Vedanta and Cairn finally win green light for $6bn deal
VEDANTA and Cairn investors cheered as the Indian government gave the green light for the firms’ $6bn (£3.7bn) oil deal yesterday afternoon.
After close to a year of talks with regulators, mining group Vedanta has been permitted to buy a controlling stake in Cairn India, with certain pre-conditions.
Cairn Energy agreed last August to sell a majority stake in Cairn India to Vedanta in a deal that was initially valued at up to $9.6bn.
But the sale, one of the largest in India’s energy sector, has been delayed due to a disagreement over royalty payments linked to Cairn India’s onshore oil assets.
Vedanta must now share the burden of paying royalties on the sites with state-run Oil and Natural Gas Corp, which has a 30 per cent holding in the fields but currently pays 100 per cent of the royalties.
Earlier this week, Cairn and Vedanta agreed to cut the price of a 40 per cent stake by more than $600m in a hint that the firms would accept the costly royalty burden was part of the deal. The total royalty payments over the life of the asset are estimated at 180bn rupees (£2.5bn).

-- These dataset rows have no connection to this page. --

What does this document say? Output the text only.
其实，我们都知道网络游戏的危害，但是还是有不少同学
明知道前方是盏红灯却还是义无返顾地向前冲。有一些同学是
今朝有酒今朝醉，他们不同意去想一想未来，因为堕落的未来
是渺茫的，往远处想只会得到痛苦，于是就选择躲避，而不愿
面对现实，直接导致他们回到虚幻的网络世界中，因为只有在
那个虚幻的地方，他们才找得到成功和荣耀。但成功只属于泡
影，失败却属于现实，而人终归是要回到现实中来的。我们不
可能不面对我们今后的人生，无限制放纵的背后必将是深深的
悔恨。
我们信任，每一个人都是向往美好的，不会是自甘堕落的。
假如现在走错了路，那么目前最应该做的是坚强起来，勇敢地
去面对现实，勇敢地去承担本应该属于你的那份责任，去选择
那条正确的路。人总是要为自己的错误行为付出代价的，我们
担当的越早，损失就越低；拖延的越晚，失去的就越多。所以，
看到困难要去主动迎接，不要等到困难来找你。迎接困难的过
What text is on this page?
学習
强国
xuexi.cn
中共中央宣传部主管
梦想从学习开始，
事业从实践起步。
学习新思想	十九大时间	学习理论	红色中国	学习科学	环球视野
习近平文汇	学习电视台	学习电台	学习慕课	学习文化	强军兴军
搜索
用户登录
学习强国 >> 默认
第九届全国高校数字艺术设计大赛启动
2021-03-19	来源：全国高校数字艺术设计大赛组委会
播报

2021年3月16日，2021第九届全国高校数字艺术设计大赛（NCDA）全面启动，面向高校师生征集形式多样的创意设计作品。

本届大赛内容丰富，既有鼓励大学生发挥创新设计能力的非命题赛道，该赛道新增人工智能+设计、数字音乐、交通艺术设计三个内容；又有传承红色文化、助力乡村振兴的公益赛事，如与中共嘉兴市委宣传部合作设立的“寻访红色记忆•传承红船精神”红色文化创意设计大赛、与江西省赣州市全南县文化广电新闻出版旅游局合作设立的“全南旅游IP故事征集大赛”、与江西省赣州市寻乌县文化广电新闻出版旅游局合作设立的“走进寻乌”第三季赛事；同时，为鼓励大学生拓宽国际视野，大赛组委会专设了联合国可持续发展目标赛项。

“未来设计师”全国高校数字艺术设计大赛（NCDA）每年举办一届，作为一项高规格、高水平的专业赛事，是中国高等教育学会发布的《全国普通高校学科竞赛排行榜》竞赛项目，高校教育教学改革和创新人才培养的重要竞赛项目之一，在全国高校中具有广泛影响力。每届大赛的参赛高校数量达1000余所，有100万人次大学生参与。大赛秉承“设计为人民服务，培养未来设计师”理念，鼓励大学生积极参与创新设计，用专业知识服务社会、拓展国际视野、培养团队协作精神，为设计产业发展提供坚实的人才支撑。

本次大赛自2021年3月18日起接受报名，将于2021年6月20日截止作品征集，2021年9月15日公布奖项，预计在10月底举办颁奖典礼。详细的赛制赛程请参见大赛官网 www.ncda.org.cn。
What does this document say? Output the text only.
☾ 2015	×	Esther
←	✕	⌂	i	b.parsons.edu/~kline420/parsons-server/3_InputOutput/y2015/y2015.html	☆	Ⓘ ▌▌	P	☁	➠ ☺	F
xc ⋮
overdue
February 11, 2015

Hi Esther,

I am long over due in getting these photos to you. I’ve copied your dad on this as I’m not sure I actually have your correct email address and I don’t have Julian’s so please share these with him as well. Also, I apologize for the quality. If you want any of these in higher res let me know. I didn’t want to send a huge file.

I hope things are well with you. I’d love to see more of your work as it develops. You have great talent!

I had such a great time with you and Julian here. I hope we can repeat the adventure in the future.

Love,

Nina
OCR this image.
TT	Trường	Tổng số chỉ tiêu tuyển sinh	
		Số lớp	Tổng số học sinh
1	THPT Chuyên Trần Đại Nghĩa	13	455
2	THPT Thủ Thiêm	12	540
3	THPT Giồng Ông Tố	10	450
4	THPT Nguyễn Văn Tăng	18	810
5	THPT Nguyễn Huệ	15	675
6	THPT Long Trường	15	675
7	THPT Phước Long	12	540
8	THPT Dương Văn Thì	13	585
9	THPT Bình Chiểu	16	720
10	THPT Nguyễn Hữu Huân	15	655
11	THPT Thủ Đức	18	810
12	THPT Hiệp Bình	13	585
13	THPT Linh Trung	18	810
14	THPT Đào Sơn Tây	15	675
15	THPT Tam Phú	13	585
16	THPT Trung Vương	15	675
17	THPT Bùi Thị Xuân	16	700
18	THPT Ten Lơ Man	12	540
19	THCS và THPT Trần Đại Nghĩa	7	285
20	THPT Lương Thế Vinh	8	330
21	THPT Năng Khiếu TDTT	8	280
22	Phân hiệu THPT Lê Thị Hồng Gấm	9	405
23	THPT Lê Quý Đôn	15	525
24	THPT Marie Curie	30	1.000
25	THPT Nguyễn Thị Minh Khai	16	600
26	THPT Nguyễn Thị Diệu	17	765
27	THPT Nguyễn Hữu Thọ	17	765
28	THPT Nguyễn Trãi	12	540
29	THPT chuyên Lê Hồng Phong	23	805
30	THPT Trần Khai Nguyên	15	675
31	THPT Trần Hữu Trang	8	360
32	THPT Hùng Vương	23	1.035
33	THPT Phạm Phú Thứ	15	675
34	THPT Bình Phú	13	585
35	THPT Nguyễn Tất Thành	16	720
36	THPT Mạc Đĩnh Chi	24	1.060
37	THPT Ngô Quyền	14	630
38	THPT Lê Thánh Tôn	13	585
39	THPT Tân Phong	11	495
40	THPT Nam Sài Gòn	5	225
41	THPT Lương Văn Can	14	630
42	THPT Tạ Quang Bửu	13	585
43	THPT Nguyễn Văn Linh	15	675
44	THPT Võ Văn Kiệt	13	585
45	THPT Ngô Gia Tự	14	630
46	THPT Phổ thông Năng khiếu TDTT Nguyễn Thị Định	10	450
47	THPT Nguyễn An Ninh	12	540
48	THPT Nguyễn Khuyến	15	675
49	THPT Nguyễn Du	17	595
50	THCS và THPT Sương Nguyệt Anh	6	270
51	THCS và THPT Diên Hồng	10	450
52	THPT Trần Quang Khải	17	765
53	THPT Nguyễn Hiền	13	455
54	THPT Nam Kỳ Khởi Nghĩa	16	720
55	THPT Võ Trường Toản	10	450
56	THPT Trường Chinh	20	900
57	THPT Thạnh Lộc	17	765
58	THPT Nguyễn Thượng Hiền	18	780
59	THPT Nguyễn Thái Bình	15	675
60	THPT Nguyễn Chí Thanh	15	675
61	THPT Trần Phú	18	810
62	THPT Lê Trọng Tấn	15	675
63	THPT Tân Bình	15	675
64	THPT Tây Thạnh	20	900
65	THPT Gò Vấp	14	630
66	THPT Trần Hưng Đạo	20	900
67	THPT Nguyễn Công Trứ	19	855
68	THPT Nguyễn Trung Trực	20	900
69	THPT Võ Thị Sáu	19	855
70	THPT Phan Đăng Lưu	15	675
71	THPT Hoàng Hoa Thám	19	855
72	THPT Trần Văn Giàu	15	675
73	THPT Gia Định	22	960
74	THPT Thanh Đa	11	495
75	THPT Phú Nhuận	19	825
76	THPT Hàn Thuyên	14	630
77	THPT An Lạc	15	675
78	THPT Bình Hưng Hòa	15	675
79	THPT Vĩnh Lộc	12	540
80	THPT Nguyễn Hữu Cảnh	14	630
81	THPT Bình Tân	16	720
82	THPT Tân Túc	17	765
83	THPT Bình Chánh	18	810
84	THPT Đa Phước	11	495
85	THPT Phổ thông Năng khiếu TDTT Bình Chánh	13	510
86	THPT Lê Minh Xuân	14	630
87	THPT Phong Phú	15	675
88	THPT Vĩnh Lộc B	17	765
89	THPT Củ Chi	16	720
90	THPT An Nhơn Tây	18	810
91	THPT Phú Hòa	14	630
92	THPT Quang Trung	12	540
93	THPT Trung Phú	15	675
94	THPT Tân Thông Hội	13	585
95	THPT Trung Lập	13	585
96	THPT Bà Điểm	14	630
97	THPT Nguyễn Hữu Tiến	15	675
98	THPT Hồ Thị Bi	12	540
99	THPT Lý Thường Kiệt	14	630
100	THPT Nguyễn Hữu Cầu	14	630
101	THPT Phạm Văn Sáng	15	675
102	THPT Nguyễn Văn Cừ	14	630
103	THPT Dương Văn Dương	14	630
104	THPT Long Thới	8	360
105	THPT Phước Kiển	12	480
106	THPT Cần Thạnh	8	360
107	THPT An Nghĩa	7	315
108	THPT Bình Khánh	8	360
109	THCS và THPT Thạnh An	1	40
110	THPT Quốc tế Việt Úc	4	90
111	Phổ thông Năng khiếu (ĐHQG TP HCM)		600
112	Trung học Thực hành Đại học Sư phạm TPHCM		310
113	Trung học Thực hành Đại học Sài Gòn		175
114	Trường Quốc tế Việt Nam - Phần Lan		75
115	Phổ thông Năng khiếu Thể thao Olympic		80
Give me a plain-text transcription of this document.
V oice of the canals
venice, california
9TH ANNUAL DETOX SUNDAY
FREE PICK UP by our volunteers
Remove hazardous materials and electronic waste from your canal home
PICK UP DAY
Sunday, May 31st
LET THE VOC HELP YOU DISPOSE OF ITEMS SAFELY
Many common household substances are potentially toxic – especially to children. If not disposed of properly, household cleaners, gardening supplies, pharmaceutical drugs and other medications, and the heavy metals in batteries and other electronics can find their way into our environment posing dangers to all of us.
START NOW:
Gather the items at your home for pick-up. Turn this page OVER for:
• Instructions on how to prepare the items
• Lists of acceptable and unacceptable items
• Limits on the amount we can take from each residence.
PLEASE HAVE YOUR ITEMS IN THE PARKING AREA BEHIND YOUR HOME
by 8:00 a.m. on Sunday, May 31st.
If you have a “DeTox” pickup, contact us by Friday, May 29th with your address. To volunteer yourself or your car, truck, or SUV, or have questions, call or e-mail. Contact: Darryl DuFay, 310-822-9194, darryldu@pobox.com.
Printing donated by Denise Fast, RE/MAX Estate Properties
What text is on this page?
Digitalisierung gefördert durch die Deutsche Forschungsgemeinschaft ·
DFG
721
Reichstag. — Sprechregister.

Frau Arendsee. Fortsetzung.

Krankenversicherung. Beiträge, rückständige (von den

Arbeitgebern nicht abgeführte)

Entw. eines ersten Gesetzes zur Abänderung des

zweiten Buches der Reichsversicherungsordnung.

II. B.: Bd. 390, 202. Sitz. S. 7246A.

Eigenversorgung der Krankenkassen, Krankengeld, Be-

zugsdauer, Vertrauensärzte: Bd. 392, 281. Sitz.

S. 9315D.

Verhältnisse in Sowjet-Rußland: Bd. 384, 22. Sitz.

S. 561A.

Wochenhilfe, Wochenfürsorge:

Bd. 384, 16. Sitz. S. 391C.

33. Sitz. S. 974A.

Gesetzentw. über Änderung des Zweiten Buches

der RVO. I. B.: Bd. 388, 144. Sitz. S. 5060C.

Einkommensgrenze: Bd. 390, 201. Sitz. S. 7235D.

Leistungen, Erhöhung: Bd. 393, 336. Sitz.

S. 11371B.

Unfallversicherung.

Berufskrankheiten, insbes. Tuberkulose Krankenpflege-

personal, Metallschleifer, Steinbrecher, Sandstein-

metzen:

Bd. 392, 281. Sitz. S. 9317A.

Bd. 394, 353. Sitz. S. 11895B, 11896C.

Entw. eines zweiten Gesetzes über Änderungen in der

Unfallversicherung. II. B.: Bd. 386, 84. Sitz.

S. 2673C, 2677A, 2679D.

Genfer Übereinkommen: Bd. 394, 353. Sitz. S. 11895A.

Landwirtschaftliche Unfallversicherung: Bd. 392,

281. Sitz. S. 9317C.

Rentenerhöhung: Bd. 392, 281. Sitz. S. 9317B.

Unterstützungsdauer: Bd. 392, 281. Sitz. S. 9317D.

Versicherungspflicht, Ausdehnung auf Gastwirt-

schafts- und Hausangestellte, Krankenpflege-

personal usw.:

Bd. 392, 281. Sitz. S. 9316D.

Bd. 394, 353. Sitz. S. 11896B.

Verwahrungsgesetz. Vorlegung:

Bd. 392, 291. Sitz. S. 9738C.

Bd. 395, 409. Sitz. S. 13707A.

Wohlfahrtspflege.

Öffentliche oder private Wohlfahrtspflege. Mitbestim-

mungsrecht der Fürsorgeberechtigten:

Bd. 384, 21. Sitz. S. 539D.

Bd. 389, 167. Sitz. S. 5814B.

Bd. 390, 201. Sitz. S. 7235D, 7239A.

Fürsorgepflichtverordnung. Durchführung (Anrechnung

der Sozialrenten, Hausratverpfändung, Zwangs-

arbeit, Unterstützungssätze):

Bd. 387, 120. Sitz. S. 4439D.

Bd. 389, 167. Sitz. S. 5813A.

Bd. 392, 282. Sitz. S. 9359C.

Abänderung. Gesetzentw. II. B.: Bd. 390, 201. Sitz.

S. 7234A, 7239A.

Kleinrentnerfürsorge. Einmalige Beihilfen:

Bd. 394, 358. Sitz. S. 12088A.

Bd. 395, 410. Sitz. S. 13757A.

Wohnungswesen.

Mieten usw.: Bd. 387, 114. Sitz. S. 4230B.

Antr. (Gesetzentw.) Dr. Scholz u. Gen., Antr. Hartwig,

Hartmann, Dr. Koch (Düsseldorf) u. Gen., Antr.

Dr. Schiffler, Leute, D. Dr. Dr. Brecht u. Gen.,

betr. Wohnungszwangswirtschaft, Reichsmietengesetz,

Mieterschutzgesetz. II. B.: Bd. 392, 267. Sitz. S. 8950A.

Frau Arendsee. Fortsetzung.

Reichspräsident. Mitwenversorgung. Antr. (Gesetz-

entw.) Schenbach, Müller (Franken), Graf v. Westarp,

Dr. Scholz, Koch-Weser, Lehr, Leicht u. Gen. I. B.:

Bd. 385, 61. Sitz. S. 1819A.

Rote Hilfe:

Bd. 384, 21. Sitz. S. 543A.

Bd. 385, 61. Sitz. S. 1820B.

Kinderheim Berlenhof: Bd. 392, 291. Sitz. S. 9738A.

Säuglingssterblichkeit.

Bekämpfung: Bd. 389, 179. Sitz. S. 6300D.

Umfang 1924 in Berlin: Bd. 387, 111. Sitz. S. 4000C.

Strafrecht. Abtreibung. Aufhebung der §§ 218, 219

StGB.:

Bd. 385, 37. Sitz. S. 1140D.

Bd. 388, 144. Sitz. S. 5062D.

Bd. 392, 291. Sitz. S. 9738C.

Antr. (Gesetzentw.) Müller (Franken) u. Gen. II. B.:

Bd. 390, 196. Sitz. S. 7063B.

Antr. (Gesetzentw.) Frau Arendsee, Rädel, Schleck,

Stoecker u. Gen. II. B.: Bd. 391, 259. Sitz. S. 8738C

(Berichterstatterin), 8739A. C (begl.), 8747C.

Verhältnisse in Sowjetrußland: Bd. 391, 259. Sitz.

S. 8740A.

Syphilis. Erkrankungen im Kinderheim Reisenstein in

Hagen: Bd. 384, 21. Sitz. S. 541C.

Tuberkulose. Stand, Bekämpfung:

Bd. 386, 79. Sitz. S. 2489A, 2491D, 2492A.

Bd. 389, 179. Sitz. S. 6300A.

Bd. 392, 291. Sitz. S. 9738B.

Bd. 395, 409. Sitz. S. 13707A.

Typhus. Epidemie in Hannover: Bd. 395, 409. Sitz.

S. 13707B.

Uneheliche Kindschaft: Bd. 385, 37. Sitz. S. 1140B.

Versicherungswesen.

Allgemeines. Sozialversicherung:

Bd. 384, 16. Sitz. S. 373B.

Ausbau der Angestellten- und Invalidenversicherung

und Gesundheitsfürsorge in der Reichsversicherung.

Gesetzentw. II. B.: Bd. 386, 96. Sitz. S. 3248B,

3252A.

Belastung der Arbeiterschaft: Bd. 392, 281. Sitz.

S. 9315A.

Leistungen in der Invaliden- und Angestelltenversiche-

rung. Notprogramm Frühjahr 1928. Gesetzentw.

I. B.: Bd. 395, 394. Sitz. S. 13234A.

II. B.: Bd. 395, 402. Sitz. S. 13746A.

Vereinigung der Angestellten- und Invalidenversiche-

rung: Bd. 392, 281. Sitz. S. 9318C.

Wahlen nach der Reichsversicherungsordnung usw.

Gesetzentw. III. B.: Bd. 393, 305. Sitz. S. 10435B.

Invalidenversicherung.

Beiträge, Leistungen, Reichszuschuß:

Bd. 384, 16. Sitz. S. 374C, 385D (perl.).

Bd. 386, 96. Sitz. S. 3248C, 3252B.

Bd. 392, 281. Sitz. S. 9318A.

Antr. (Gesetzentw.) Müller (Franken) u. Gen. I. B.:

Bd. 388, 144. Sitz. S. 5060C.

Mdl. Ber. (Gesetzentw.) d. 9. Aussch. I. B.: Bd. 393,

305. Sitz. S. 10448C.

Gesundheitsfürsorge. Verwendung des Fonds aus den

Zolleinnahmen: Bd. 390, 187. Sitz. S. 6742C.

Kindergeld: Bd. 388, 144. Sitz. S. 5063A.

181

Vedanta shares closed up three per cent at £20.94, having stayed roughly flat before the announcement, while Cairn gained 2.1 per cent to 414.8p.
Vedanta, which aims to own 28.5 per cent of Cairn India within the next two weeks, can now buy up further tranches through an open offer and from large shareholder Petronas, using the £1bn it raised in a bond issue last year.